Flat Earth: Nippon myths

Raymond Whitaker
Saturday 17 May 1997 23:02 BST
Comments

The Japanese are very strange people, as everyone knows. Or do they? Anyone who has ever been to Japan always finds the same few myths being repeated back to them on their return. Among the things everyone "knows" about the Japanese are:

t Their trains are so crowded that they have special "shovers" to get the commuters in. No more than the tiniest grain of truth, actually: every Japanese station has smartly-uniformed men with little to do bar blowing whistles and waving little flags. During rush hour at Tokyo Central and maybe one other station, they have been known to give passengers a bit of a push to move them down inside the cars.

t Middle-aged Japanese men are so obsessed with schoolgirls that they buy their discarded underwear from vending machines. Only about three of these machines were ever deployed. They were removed after the authorities ruled that their owner had failed to obtain a licence to sell second- hand goods.

t Half the Japanese population takes part in game shows where they are obliged to walk through pits of fire, eat live slugs and cross the Antarctic in nothing but boxer shorts. Er, no: the Endurance show so beloved of Clive James ran a long time ago on an obscure channel. No one in Japan has ever heard of it.

The Japanese are eccentric enough without having to exaggerate or make things up. It is perfectly true, for example, that you see schoolboys and men in suits alike on the Tokyo subway, reading manga comics full of rape and dismemberment. But that is for another time ...

Coalition of elks

NO wonder the French Socialists are doing well in the election campaign: their leading opponent, Jacques Chirac, is urging a "shared elk" on the voters.
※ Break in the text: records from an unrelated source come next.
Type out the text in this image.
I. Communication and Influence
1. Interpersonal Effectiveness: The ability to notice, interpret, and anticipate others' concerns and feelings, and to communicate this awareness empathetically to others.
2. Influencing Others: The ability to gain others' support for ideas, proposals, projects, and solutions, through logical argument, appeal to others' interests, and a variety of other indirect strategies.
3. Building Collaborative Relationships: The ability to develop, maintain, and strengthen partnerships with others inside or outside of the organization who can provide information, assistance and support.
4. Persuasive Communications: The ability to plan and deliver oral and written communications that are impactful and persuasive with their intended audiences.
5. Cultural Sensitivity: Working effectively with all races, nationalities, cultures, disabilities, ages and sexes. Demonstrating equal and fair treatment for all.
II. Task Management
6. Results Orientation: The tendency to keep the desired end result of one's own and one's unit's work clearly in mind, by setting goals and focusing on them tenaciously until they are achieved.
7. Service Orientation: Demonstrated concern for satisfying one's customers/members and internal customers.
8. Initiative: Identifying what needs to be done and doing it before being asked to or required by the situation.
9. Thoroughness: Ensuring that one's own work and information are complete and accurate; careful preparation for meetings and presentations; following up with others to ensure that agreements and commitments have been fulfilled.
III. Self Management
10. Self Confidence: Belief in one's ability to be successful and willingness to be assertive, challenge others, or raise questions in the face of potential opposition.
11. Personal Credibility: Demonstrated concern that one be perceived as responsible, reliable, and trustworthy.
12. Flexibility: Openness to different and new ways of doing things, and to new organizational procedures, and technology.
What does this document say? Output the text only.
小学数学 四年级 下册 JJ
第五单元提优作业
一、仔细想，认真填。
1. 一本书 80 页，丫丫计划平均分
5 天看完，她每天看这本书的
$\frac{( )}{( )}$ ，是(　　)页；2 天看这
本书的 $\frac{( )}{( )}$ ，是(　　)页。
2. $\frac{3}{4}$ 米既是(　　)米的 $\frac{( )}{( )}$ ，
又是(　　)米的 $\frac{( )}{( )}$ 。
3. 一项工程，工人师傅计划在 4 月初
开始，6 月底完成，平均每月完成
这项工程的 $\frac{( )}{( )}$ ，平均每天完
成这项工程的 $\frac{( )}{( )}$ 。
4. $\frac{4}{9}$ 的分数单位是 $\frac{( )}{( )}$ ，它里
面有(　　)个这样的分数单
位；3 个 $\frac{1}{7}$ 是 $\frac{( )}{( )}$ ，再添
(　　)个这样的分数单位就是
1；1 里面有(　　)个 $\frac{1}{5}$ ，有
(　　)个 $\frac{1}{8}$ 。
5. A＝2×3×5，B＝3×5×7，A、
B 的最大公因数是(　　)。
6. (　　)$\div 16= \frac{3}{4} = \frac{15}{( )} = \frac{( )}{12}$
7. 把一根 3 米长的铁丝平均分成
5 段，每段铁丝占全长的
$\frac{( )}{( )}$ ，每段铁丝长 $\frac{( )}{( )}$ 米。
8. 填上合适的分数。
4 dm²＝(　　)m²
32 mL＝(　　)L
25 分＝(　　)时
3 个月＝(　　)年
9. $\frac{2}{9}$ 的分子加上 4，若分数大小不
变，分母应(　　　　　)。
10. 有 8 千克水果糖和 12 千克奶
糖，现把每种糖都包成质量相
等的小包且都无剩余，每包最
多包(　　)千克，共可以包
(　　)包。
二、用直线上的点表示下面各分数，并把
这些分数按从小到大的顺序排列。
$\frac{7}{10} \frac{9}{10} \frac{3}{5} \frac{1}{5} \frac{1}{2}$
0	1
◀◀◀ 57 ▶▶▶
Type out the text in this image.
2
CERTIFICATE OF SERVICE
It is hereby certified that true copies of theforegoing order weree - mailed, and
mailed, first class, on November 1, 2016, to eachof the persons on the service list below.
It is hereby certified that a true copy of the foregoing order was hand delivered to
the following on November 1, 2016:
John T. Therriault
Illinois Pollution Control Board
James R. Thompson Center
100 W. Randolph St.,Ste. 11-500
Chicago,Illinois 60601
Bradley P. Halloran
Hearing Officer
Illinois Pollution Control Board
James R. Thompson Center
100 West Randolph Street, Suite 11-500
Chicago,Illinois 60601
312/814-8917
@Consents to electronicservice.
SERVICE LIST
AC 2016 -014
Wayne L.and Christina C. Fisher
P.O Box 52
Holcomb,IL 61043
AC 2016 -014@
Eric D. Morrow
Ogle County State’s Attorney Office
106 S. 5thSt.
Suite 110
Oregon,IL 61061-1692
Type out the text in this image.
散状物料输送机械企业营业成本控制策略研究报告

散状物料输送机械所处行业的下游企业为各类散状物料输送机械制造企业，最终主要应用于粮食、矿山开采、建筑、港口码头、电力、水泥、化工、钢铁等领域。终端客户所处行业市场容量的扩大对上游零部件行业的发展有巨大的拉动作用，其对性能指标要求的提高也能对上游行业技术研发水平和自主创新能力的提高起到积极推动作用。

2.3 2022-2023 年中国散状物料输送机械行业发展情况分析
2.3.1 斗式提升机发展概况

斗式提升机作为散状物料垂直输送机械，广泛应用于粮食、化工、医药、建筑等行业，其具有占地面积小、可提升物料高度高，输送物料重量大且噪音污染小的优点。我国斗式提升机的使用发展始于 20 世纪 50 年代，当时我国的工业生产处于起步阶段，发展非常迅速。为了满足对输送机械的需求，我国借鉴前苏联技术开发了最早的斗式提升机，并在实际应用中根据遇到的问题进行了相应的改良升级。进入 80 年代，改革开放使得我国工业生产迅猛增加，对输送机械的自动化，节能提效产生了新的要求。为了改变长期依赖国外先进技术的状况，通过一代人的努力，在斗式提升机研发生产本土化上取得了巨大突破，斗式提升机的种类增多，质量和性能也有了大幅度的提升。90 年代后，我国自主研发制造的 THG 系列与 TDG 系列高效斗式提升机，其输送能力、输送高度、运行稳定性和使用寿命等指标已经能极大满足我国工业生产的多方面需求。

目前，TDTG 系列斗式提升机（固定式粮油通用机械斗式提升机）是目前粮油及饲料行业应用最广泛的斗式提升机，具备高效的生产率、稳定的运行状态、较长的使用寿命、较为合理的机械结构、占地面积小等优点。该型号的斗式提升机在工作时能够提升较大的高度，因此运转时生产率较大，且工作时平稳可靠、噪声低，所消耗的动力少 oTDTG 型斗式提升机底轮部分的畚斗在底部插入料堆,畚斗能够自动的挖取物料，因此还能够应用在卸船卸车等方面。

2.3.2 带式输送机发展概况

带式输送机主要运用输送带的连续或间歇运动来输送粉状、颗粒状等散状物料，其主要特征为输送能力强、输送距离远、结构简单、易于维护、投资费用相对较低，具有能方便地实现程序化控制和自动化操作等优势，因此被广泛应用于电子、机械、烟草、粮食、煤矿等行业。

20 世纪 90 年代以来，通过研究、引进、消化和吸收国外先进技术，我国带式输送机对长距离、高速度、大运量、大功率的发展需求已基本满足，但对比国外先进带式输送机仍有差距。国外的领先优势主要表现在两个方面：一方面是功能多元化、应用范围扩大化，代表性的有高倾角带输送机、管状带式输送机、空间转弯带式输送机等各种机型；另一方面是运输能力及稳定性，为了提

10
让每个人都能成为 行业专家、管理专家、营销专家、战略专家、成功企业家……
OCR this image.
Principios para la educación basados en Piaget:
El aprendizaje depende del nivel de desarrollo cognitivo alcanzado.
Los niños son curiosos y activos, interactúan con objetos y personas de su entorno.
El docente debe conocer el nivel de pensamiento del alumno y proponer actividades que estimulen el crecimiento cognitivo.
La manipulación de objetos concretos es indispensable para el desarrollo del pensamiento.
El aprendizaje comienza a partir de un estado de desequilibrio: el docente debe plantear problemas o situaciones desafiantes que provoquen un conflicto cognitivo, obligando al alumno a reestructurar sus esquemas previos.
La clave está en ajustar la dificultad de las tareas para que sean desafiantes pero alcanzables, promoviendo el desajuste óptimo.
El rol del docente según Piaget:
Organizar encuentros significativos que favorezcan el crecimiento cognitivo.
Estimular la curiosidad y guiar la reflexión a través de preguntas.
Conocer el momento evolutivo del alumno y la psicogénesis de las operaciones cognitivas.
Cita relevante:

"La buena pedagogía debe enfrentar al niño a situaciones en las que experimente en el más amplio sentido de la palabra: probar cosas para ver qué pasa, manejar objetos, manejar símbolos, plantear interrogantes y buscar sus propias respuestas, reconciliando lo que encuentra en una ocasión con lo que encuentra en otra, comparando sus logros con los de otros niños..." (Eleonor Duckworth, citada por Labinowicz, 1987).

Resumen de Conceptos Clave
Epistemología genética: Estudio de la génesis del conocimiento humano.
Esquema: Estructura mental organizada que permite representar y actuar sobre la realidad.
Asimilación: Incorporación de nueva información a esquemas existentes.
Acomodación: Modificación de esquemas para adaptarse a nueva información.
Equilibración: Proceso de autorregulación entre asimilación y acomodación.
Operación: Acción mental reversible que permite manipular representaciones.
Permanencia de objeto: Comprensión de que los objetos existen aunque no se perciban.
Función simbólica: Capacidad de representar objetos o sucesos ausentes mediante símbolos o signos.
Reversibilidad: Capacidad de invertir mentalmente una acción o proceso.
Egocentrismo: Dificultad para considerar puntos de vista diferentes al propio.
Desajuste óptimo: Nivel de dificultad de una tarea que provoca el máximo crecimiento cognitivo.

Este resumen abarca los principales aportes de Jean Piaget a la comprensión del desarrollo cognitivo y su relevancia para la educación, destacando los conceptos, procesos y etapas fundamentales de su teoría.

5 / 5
The trouble is that the word elan means "elk" as well as "impulse" or "thrust". When advisers urged a similar slogan on the late Francois Mitterrand, it is said, he took a sample poster showing his face, drew a pair of elk's antlers on his head and wordlessly handed it back. But Chirac, lacking Mitterrand's understanding of popular humour, went for the slogan, "With Jacques Chirac, a shared elan", to cartoonists' glee. Le Canard Enchaine, for example, depicted the Gaullist coalition as a pair of elks mating.

Not that French sloganeering is up to much. Mitterrand won in 1981 with the line "The Tranquil Force", easily changed to "Farce", but it was better than his opponent's message. Valery Giscard d'Estaing tried to play on his experience with "France Needs a President", which voters took as an expression of the bleeding obvious.

Funny herr, herr

THE German finance minister, Theo Waigel, may be under fire for "cooking the books" to meet the targets for European monetary union, but his rare brand of self-deprecating humour often gets him out of trouble.

A group of children once fished him out of a pond, he says, and he tried to offer them a reward. One wanted ice cream, another sweets, but the third requested asylum.

Waigel: "Why asylum?" The child: "Because if my father found out I saved the finance minister, he would kill me."